Monday, November 24, 2025

How I Got In Like Flynn.

Flynn.

The first time I was at Ogilvy, I rose probably further and faster than about 94.7-percent of everyone else in the creative department, or any other department. 

Many people disliked me because of that. Every time I'd round a corner or would enter a room where no one expected me to be, I'd hear someone say something about me kissing ass or being political. Usually accompanied by being called a hack.

It drained me of my energy. I made me angry. It upset me. 

Many purported-friends and colleagues would disparage me behind my back. Very few people take the time to say, 'he works really hard,' or 'he listens well' or 'he thinks about the problem' or 'he's just good.'

Chris Wall and Steve Hayden both had dealt with a lot of crap like this in their careers. I saved a single note below from Chris. It came to me after I shot a package of eleven IBM spots--five brand spots and six drtv spots--that were almost universally-acclaimed. And then I was moved into a smaller office adjacent to a spewing roof-top exhaust fan by a petty and jealous manager who had rip-the-wings-off-of-flies-authority to hurt people who were upsetting her status quo.

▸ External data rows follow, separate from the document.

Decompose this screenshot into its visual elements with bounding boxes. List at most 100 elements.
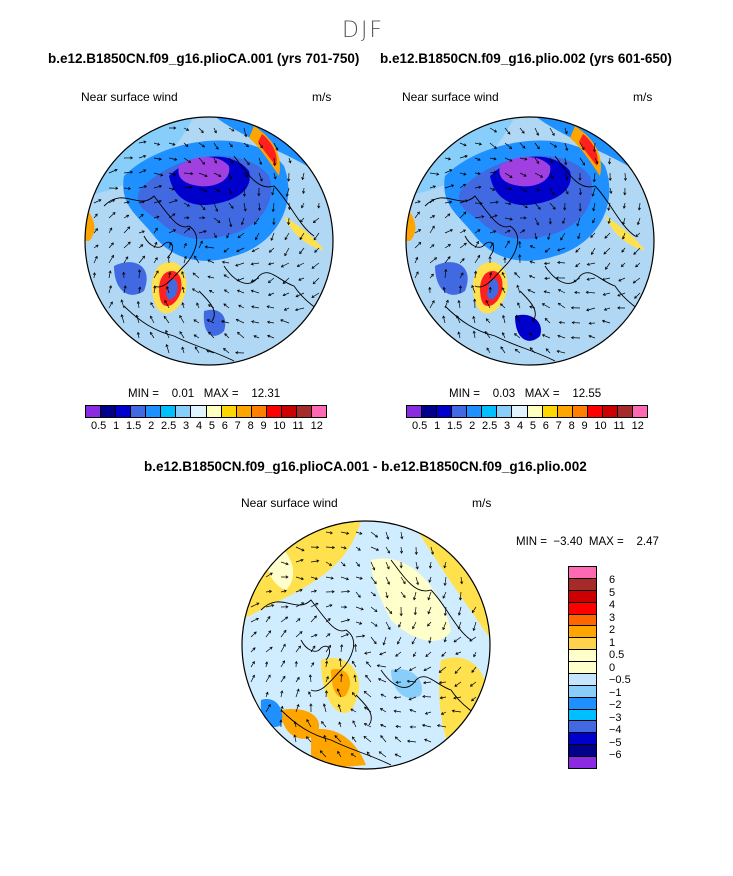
wind-vector-head [313,237,317,241]
wind-vector [284,247,290,256]
wind-vector [297,262,305,267]
wind-vector-head [500,346,504,350]
wind-vector [549,202,556,210]
wind-vector [213,157,217,164]
wind-vector [153,286,156,294]
wind-vector [299,247,305,254]
wind-vector [271,187,275,195]
wind-vector-head [127,226,131,230]
wind-vector [123,214,129,219]
wind-vector-head [110,301,113,305]
wind-vector [273,157,276,166]
wind-vector [608,217,611,224]
wind-vector-head [296,264,300,267]
wind-vector-head [150,302,154,306]
wind-vector [295,704,299,713]
wind-vector-head [447,213,451,217]
wind-vector-head [603,307,607,311]
wind-vector-head [122,271,126,275]
wind-vector-head [224,333,228,337]
wind-vector [123,171,133,174]
wind-vector-head [158,157,162,161]
wind-vector-head [543,290,547,294]
wind-vector-head [327,633,331,637]
wind-vector [474,157,481,161]
wind-vector [398,621,402,628]
wind-vector [441,651,447,657]
wind-vector-head [268,249,272,253]
coastline [544,265,651,317]
colorbar-panel-1-tick-label: 6 [221,420,228,432]
wind-vector-head [443,612,447,617]
wind-vector-head [127,186,132,191]
wind-vector [224,333,230,339]
wind-vector-head [494,214,498,218]
wind-vector [363,736,372,743]
wind-vector-head [158,199,162,203]
wind-vector-head [282,281,286,285]
wind-vector-head [156,215,160,219]
wind-vector-head [327,618,331,622]
wind-vector [454,666,462,674]
wind-vector [549,142,557,148]
wind-vector-head [217,220,221,224]
wind-vector [519,202,528,208]
wind-vector [213,217,221,223]
wind-vector-head [189,185,193,189]
wind-vector-head [181,302,185,306]
wind-vector [183,227,191,234]
wind-vector-head [544,318,548,321]
wind-field [203,309,226,336]
wind-vector [93,228,98,234]
wind-vector-head [350,708,354,712]
colorbar-panel-1-swatch [146,406,162,417]
wind-vector-head [236,331,241,335]
wind-vector [183,142,189,147]
wind-vector-head [300,558,304,562]
wind-vector-head [529,347,533,351]
wind-vector-head [204,245,208,249]
wind-vector-head [387,626,391,630]
wind-vector-head [605,266,608,270]
wind-vector-head [236,289,241,293]
wind-vector-head [412,626,415,630]
wind-vector [268,292,275,296]
wind-vector [280,561,289,565]
wind-vector [268,262,275,265]
wind-vector-head [472,627,476,632]
wind-vector [556,350,566,354]
wind-vector-head [447,244,451,247]
wind-vector-head [251,249,255,253]
wind-vector-head [442,315,446,319]
wind-vector-head [110,242,114,246]
wind-vector [206,350,215,354]
wind-vector [622,217,626,225]
wind-vector [355,606,364,610]
wind-field [166,279,178,300]
wind-vector [414,242,422,249]
wind-vector-head [565,147,569,152]
wind-vector [284,232,290,240]
wind-vector [280,660,285,668]
wind-vector-head [565,191,569,195]
wind-vector-head [406,679,410,683]
wind-vector-head [445,299,449,303]
wind-vector-head [430,551,434,555]
wind-vector-head [166,285,170,290]
wind-vector [309,674,312,683]
wind-vector [340,644,343,653]
wind-vector-head [203,230,207,234]
wind-vector-head [373,581,377,585]
wind-vector-head [534,236,538,240]
wind-vector-head [299,219,303,223]
wind-vector-head [438,680,442,685]
wind-vector [258,202,261,211]
wind-vector [179,331,185,339]
wind-vector [605,262,611,270]
wind-vector [459,272,464,279]
wind-vector [576,217,581,226]
wind-vector-head [409,725,413,729]
wind-vector-head [457,612,461,616]
map-panel-1 [84,116,334,366]
wind-vector [223,348,230,354]
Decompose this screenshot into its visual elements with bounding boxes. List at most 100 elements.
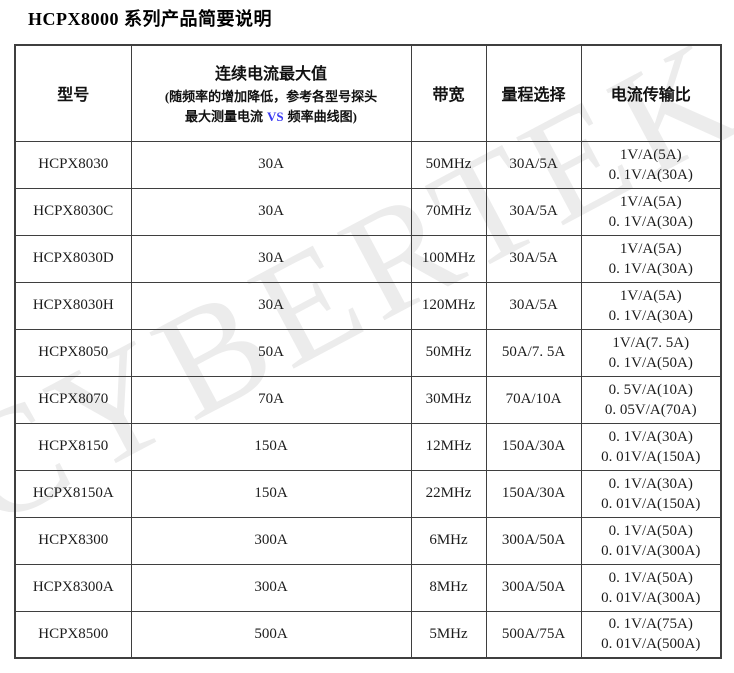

I called her the Nurse Ratched of the creative department. Every creative department has one.


I suppose in the wake of Steve Hayden's death and memorial, and various reminiscences of Chris along the way, I remembered a piece of creative I did--extemporaneously--in real time in front of the people I was presenting to. It was probably the best piece of creative I ever did.

My partner and I were presenting those eleven spots to very important muckety-mucks from IBM. Since the eleven spots were in-effect the work of two different disciplines--direct response advertising and brand advertising, which at the time were represented by two different agencies and two different bottom lines, the question came up from people bigger than I, 'how do you want to present these?' That is, in what order. Which agency so-to-speak will have the upper-hand?

I remembered the "brief" Matt Ross the head of the IBM account at Ogilvy had given me months before. He said (and I remember this verbatim) 'we already have one-hundred-percent mind-share. How do we drive our market-share?'

That's a damn good brief. 

It presented the problem. And left it to me to find answers.

With that in mind, I stood up to present to IBM, with Chris and Steve in the room.

I said something like, "Most people would start with the brand work. It's cooler. I'm starting with the direct work. We have to sell stuff." 

After that, I could have sold practically anything.

It was one of those too-rare moments when I could almost physically see all client-resistance evaporate. I could almost hear them saying, 'this guy gets us.'

I also got up before I presented and drew this. I hadn't rehearsed it, or even thought about it beforehand. Like I said, it was 'creative' that just came to me.

I said something like, 'we're showing you eleven spots. Five brand and six direct. But in totality the work works like this. 

The work builds your brand. The brand builds your sales.

No one said anything after I drew that. 

They looked at our spots. They laughed in appropriate places. And laughed some more. 

They signed the estimate.



Chris ended his note to me this way.

Even though this note was to me alone, there's an industry that could learn from it.


You can learn a lot from thirty-year-old memos.